1x1 give you everything you hoped for except for ability to hope for better... which you never found anyway.


----------



## louisssss (Jun 24, 2009)

i have a long cage XT RD, will this be a problem with changing to my 1x9? what exactly is the problem?


----------



## boomn (Jul 6, 2007)

louisssss said:


> i have a long cage XT RD, will this be a problem with changing to my 1x9? what exactly is the problem?


No problem at all... Long still works great, short and medium cage just work a bit better. Many people use the long cage that came stock on their bike.


----------



## louisssss (Jun 24, 2009)

so let me get this straight, i'll need to remove my FD/FD Shifter + bashguard and what else?


----------



## AZ (Apr 14, 2009)

louisssss said:


> so let me get this straight, i'll need to remove my FD/FD Shifter + bashguard and what else?


Remove the two chainrings that you do not wish to use .


----------



## WTF-IDK (Feb 23, 2009)

Why is this not in the drivetrain thread? 

the world must be coming to an end.:eekster: 
the sign of the apocalypse is here. singlespeeder's talking about deraileurs.:yikes:


----------



## Natedogz (Apr 4, 2008)

boomn said:


> Nope, short cage really is fine. The short cage SRAM can handle a 30t difference in chain wrap and an 11-34t cassette only has a 23t difference between largest and smallest cogs. You can even run a short cage on a 3x9 if you avoid certain ratios (which are duplicates anyway)
> 
> Read this thread for more of the details.


On my HT gearie been thinking about converting to 1x9 or 1x8 (remove the smallest cog from cassete) but I just installed brand new XT Shadow rear derailleur long-cage, cassette, and chain. Can I buy the cage only and swap it onto mine to get the shorter cage setup without buying whole new derailleur?


----------



## MellowCat (Jan 12, 2004)

Yes, what about this thread is singlespeed specific? Please move this to 29'er or drivetrain.


----------



## GTscoob (Apr 27, 2009)

Remove your inner and outer chainrings, left and right shifters and cut the chain as short as it will go while retaining a decent chainline. Remove the front derailer and use the rear to get decent chain tension. 

Go out for a ride and forget about sitting and spinning up a hill ever again while simultaneously working out your smile muscles more than you have ever done so before. :thumbsup: 

But for real, a 1x9 setup would be a perfect pub bike.


----------



## wickerman1 (Dec 24, 2003)

i dont know why people are saying buy this buy that its better... phuckin BS I say. I had 1x9 before I decided 1x1 was the way to go. How easy was it to 1x9? take granny ring off, leave bashguard and middle ring if you dont have a big ring. remove front derailleur and shiter. done. cost, a bit of time.


----------



## PDB (May 16, 2006)

mrp 1.x is super cheap and works super good - 
I've changed my ring to a SS ring and put a short cage on my derailleur since i took this pic, but you get the idea.

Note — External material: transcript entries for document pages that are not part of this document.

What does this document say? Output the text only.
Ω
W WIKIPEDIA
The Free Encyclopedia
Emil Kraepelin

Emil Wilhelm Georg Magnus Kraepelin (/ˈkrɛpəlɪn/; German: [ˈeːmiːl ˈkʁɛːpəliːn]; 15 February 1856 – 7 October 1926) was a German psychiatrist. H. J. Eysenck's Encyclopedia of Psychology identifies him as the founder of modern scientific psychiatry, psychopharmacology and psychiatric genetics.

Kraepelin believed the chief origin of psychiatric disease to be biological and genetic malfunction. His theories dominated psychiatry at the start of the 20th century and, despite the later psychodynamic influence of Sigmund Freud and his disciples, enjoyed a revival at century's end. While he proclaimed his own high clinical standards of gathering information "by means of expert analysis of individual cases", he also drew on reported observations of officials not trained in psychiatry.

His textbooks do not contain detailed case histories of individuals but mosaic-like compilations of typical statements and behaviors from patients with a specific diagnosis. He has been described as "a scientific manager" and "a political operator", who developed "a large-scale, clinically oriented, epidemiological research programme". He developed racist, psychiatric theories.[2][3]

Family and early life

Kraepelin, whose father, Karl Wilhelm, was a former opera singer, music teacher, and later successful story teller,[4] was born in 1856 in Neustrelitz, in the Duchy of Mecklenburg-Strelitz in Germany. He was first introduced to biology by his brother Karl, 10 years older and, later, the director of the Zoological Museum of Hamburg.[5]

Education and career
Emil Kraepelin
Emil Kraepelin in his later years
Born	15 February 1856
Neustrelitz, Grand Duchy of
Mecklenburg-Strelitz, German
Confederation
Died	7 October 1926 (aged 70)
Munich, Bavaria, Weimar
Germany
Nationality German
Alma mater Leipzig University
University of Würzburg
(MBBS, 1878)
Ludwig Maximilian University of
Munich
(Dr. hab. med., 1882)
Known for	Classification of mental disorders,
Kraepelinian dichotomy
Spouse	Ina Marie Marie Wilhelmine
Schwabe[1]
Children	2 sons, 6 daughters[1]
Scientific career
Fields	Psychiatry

the guide is like $50 retail.... and works great!


----------



## boomn (Jul 6, 2007)

wickerman1 said:


> i dont know why people are saying buy this buy that its better... phuckin BS I say. I had 1x9 before I decided 1x1 was the way to go. How easy was it to 1x9? take granny ring off, leave bashguard and middle ring if you dont have a big ring. remove front derailleur and shiter. done. cost, a bit of time.


my suggestions are all based on having tried it that way myself and having it drop chains too often. You could get lucky and have a set up that works out, but I was trying to help the OP avoid those frustrations before they ever happen. Feel free to leave add your own advice, but I still stand by mine


----------



## jonzinmj (Feb 22, 2008)

It seems to me that if this takes so much work, why not just keep the other two rings or go single speed. I can't ever say I've had a problem with my front derailler that I couldn't fix in five minutes with a phillips. Way more issues with a rear d. Single is awesome but gears are cool too. 1x9's seem like they would just ride like a handicapped 3x9.


----------



## wv_bob (Sep 12, 2005)

I went from 1x9 to 3x9 this weekend, so I guess I'm regressing.

I used the granny a couple times, and was glad to have it. It saved me some wear and tear in spots where the climbs are steep enough that stomping up with the 1x9 would send my HR out of control. Other than that, I was on the middle ring except for the pave ride in and out where I put the big ring to good use.

Even with all new parts, the FD doesn't shift for beans. That's always been my gripe with the 3x9 setup, half the time when you need it to shift, it won't.

PS, why is this thread in the singlespeed forum?


----------



## Natedogz (Apr 4, 2008)

wv_bob said:


> ...PS, why is this thread in the singlespeed forum?


Yes, good point....why is it???


----------



## juscruzin (Nov 22, 2007)

Take a look at one of these
http://www.widgit.com.au/


----------



## bad mechanic (Jun 21, 2006)

Unless you're getting rid of your gears in the back as well, this belongs in the drive train forum.

Why did you even post it in the *single *speed forum?


----------



## subspd (Jan 24, 2007)

ExpertCrasher said:


> Spend 45 bucks and get the MRP 1.x guide. Eliminates the need for both a inside stop and a guard to the outside. It works very well too.


Did you get shorter bolts to make this work or did you use some sort of spacer combination?


----------



## False (Feb 18, 2011)

Easiest and cheapest way is to use the limit screws to lock your FD over the middle 'ring (no need for guides/guards) and toss the shifter and cable. Would take less than 10 minutes and zero dollars. Remove the other two ' rings if you want.


----------



## boomn (Jul 6, 2007)

subspd said:


> Did you get shorter bolts to make this work or did you use some sort of spacer combination?


You can buy chainring spacers but I've found the shorter bolts to work better. The spacers seem to cause more loose chainring bolts in the long run


----------



## GTscoob (Apr 27, 2009)

Spacers and washers are also another source for creaks and drivetrain groans farther down the line.


----------